Education Without Boundaries
Maria Barrera is really far from home and hasn’t been able to return for a visit in more than a year. She is very close to her family — she is the oldest of three children being raised by her single mother — and feels badly that she can’t be home more to help her mom. “To go without seeing them for so long has been really hard,” she admits.
She definitely doesn’t take for granted the efforts she and her family are making for her to attend Goucher. “I’m really lucky to be here, and I know it,” Barrera says.
Her sense of gratitude is amply apparent in the incredible amount of time she spends helping others on and off Goucher’s campus.
Barrera started off her freshman year volunteering with Five-Star Tutoring Service, a program with which Goucher has partnered to provide after-school enrichment activities for elementary students.
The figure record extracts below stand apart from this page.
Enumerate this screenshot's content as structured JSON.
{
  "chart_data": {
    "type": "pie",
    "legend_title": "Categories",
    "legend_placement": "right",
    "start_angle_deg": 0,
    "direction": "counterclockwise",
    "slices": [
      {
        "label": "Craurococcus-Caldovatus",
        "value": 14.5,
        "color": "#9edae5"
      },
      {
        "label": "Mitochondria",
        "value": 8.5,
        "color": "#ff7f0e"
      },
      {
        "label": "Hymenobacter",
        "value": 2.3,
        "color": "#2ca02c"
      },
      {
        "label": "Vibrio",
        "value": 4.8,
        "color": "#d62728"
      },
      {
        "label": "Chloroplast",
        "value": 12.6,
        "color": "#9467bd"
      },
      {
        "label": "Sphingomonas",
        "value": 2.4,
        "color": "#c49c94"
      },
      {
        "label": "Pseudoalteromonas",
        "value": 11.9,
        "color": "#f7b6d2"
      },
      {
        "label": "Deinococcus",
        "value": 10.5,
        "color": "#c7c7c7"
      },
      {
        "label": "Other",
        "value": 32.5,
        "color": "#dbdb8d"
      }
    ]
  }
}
This year she worked at Barclay Elementary School in Baltimore City mentoring and providing enrichment programs for students. “The kids were amazing. They’re very funny and energetic, and I love spending my days with them,” she says. “They’re so affectionate and very curious, and they definitely speak their minds.”
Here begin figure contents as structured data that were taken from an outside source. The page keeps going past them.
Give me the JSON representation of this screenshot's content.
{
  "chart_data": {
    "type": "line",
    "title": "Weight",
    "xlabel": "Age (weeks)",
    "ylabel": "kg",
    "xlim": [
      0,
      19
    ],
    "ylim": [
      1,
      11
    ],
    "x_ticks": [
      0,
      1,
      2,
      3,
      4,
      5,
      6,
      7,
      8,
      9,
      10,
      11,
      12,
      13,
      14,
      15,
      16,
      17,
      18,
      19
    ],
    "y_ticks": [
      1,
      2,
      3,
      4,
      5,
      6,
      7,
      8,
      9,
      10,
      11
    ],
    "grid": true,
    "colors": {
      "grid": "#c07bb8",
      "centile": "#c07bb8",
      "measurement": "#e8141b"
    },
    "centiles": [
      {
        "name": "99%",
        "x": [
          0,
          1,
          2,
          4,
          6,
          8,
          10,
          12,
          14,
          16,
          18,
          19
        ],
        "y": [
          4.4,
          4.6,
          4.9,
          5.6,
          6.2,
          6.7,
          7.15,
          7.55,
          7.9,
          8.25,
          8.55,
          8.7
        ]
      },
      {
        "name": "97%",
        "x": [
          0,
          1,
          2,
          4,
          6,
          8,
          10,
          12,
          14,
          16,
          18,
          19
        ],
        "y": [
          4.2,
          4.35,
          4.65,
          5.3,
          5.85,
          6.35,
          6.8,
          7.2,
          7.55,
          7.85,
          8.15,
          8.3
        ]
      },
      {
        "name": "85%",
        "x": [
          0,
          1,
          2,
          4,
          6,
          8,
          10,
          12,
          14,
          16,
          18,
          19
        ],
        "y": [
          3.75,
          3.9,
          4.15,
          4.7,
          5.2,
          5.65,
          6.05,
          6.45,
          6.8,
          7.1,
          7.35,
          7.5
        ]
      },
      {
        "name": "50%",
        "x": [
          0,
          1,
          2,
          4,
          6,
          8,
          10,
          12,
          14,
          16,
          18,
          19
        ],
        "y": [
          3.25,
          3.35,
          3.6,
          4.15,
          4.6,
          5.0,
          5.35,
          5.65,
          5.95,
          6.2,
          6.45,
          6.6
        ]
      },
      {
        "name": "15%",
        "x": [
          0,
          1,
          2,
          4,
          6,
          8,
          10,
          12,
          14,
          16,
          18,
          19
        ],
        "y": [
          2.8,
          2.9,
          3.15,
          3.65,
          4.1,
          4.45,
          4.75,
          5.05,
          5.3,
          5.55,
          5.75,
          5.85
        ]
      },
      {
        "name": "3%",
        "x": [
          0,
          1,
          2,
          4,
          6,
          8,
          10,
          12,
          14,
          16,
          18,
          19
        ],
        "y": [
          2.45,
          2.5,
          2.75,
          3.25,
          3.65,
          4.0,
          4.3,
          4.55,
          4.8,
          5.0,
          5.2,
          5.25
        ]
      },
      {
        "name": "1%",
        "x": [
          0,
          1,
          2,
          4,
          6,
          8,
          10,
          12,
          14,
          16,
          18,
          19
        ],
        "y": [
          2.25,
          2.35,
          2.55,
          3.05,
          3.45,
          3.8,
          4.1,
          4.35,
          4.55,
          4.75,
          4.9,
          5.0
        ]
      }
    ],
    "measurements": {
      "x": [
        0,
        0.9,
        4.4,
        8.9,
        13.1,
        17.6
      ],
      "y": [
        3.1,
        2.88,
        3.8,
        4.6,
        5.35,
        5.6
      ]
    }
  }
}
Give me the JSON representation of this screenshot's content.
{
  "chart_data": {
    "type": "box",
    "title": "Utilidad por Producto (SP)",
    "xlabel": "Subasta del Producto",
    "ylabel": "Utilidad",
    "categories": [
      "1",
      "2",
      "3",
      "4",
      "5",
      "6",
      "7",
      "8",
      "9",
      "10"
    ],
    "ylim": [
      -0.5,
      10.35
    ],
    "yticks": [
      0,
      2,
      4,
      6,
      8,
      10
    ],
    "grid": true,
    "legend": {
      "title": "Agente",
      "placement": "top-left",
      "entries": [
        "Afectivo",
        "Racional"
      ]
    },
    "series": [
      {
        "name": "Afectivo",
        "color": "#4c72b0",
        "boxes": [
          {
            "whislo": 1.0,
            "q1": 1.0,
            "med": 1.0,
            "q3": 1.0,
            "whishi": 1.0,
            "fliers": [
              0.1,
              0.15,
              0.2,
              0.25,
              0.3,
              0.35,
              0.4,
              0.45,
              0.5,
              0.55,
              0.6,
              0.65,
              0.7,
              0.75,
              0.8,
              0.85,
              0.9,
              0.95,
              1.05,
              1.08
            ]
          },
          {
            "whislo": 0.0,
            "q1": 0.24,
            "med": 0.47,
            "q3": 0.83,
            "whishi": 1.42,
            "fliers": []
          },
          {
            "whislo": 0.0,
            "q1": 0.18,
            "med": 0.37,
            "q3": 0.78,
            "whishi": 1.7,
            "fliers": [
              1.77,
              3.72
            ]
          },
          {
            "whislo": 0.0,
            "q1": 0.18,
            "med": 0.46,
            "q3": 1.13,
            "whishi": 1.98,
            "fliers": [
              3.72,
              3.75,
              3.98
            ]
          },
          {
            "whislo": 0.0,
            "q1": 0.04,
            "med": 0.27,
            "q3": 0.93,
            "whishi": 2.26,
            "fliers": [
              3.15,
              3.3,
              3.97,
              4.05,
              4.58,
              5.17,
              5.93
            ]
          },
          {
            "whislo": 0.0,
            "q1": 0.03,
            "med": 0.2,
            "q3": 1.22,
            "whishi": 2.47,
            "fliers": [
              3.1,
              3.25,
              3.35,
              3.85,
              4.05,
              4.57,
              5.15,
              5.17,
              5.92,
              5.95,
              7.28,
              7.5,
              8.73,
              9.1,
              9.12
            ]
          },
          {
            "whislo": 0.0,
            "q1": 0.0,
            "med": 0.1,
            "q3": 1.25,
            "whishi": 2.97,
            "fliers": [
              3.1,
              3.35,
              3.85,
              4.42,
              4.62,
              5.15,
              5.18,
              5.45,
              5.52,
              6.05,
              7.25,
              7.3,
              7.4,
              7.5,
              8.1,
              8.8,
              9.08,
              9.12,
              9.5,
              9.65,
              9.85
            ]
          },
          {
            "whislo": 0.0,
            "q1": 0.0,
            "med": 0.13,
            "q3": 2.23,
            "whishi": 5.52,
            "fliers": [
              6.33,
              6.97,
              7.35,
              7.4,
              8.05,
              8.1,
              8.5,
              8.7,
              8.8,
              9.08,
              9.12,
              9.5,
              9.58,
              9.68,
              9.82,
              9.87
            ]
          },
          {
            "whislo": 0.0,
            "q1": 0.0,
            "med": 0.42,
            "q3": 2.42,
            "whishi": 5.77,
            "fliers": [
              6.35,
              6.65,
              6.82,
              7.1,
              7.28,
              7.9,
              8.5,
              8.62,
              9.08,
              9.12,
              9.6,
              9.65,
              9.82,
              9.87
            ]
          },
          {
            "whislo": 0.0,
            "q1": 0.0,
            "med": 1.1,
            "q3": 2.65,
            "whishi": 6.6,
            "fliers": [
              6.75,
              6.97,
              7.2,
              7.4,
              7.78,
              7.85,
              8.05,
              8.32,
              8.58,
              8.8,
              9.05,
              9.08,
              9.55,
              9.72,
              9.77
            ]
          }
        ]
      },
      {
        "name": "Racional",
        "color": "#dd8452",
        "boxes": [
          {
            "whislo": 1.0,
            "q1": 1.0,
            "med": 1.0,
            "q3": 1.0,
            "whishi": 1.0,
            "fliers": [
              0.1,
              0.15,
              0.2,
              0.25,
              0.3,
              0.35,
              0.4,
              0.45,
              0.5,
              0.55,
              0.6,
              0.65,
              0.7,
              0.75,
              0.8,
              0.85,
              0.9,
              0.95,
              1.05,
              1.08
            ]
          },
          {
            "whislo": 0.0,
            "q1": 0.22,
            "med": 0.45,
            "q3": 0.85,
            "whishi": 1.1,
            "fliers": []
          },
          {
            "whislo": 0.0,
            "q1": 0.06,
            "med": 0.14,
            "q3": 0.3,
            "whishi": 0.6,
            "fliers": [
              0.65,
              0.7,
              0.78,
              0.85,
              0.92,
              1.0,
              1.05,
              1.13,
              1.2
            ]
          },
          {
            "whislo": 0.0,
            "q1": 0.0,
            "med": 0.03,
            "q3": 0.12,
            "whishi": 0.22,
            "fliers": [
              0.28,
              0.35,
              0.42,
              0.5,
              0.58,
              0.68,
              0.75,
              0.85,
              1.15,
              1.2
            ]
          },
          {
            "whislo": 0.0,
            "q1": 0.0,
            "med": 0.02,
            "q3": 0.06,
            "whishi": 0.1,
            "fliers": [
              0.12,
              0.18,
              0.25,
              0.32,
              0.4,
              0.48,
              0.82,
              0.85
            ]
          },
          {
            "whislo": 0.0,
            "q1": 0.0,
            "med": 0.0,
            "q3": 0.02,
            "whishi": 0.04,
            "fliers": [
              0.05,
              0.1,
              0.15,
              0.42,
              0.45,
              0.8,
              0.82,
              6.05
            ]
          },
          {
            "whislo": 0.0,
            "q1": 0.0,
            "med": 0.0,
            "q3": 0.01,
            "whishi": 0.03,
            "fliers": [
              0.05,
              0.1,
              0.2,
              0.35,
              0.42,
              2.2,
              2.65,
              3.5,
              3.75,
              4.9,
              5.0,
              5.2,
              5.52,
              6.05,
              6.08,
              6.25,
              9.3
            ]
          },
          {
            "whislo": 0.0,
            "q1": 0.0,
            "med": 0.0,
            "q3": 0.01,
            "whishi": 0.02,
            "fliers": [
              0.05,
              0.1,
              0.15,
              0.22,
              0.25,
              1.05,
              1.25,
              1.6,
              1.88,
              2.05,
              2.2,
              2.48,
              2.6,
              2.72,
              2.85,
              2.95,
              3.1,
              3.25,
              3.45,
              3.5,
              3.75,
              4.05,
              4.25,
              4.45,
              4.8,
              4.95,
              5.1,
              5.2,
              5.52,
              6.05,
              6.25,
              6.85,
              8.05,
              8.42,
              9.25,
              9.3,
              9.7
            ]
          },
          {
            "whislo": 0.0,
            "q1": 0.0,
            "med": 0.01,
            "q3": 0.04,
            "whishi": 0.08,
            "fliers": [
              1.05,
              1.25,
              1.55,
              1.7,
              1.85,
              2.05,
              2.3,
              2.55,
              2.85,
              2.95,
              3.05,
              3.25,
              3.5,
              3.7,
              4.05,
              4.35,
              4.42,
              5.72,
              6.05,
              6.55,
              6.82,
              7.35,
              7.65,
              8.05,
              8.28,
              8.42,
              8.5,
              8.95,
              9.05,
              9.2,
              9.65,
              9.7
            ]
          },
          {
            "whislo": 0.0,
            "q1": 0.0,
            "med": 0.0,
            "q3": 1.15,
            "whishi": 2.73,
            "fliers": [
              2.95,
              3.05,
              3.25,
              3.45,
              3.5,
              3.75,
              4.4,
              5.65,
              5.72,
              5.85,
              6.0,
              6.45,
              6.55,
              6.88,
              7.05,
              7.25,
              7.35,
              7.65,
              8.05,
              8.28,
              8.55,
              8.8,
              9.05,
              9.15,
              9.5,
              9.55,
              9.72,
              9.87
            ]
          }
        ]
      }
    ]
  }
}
Ever since she arrived on campus she also has been volunteering with the Futuro Latino Learning Center at Goucher College, which provides ESL classes, computer literacy training, Spanish-English conversation courses for adults, and a cultural enrichment program for children. She started out being an instructor in the basic computer class because she is a native speaker and could convey more specialized information to program participants.
But her passion has always been working with children, and she later asked the program director to work in the Hispanic cultural program for kids. She and the other volunteers only speak to the children in Spanish. “Even though they are Hispanic kids, their Spanish is horrible. Spanglish is a huge issue in our culture,” Barrera admits. “We encourage them to acknowledge where they come from and soak in their language and culture. I really like that.”
Her work at the Futuro Latino Learning Center has also evolved into another great opportunity for Barrera and an additional way for her to give back to others. She will help two members of the Department of Hispanic Languages, Literatures, and Cultures with “Una Mejor Vida: Latino Voices on Survival and Transformation,” a program funded by a Goucher Innovation Grant to conduct interviews with participants from the Futuro Latino Learning Center about their immigration experiences.
“The program’s participants are so excited and appreciative for what we do for them at the center. They want to give back,” Barrera says. “They are very excited because they want the Hispanic immigrant community’s voice to be heard, and they want to straighten out stereotypes about them.”
So while Barrera is long way from home to attend Goucher, she spends a lot of time with others who are also diligently striving for better prospects. This helps her keep things in perspective. “I’m really seeing all the opportunities I have and things I can do,” she says. “I’m so glad to be here, and I really appreciate the education that I am getting.”